Ann Sinsheimer, Principal Investigator
At the University of Pittsburgh School of Law, Professor Ann Sinsheimer, along with her Legal Writing colleagues Professors Jacqui Lipton, Andrele St. Val, and former colleague Leigh Coogan, have been using the concept of mindset as a way to understand their students’ experiences and improve those experiences. Drawing on the expertise of Dr. Omid Fotuhi, a psychologist at the Learning Research and Development Center, they are designing, implementing and evaluating targeted interventions to help their students adapt to the common social and academic challenges they face in their first year and beyond. With the support of the Provost’s initiatives such as the Forge Your Own Path Grant, these educators are learning how to provide supportive learning environments that foster psychological resilience, a secure sense of belonging, and clarity of purpose.
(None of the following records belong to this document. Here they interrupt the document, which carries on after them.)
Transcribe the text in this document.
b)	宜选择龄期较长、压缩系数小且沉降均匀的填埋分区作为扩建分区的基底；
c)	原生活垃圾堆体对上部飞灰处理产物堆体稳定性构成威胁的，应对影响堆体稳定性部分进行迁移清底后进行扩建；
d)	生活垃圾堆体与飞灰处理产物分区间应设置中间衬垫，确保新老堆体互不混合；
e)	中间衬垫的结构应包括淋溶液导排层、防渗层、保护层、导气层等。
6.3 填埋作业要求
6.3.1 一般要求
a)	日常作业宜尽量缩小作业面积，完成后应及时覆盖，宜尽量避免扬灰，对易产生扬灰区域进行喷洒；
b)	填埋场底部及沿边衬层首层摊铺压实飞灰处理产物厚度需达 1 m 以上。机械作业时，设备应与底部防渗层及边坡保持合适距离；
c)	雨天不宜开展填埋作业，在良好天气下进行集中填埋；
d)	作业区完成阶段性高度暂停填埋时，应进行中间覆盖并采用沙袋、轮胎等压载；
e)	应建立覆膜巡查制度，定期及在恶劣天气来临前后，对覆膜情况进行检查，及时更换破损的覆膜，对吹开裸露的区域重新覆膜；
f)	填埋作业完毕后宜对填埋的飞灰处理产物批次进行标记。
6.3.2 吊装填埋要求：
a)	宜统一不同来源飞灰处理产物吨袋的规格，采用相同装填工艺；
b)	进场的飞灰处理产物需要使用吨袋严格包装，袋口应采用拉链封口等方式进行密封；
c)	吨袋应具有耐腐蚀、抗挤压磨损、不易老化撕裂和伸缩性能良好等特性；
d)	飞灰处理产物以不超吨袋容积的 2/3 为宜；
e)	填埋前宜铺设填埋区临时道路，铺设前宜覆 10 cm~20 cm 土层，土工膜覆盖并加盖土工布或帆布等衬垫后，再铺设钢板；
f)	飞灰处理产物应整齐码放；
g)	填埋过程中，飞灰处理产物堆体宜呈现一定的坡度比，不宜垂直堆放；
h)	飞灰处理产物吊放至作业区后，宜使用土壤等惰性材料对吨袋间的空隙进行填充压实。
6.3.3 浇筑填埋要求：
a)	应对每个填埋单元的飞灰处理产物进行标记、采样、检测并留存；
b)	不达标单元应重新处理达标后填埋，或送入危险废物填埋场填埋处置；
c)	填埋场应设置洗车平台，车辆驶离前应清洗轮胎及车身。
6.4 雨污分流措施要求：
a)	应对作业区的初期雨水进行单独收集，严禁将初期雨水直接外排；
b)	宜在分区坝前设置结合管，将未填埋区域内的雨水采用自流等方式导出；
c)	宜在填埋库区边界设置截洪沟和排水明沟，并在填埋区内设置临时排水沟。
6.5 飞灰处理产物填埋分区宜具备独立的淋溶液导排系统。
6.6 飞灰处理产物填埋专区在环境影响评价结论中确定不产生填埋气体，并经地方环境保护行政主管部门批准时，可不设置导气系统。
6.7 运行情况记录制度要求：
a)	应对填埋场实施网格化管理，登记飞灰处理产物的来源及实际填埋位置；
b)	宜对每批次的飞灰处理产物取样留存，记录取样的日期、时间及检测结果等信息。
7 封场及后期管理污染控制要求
In the early stages of the project, they focused on capturing a more robust understanding of the student experience and mindsets of their first-year students at Pitt Law. They used a variety of methods to inform themselves, including surveying the incoming first-year students during orientation and holding focus groups with first-years and upper-level law students. Students reported experiencing questions and uncertainty around belonging, worrying about their choice of legal career, viewing failure as a sign of weakness, and feeling sensitive to critical feedback. They also expressed sentiments displaying “pluralistic ignorance”—an experience similar to imposter syndrome which leaves them feeling like they are the only ones struggling.
The project team has used this information about student experience to design a series of interventions, which are intended to help students reframe their experiences so that they can perform at their maximum potential. These interventions have taken several forms, including face-to-face conversations, in-depth questionnaires, and the involvement of student mentors, upper-level students who faced and overcame various obstacles in their first-year of law school.
Their work has been made more challenging by the pandemic, but the project has enabled a glimpse of what life is like for their students in the current online environment. The same structures they established pre-pandemic to communicate with their students about Pitt Law have allowed them to understand how their students are coping with the pandemic. Importantly, the project has allowed these educators to intervene at points throughout the year in an effort to help their students to adapt to this time of tremendous global uncertainty. They are identifying concrete ways of improving their students’ experiences: helping them perform optimally, translate their efforts into achievement, and meet their goals in law school.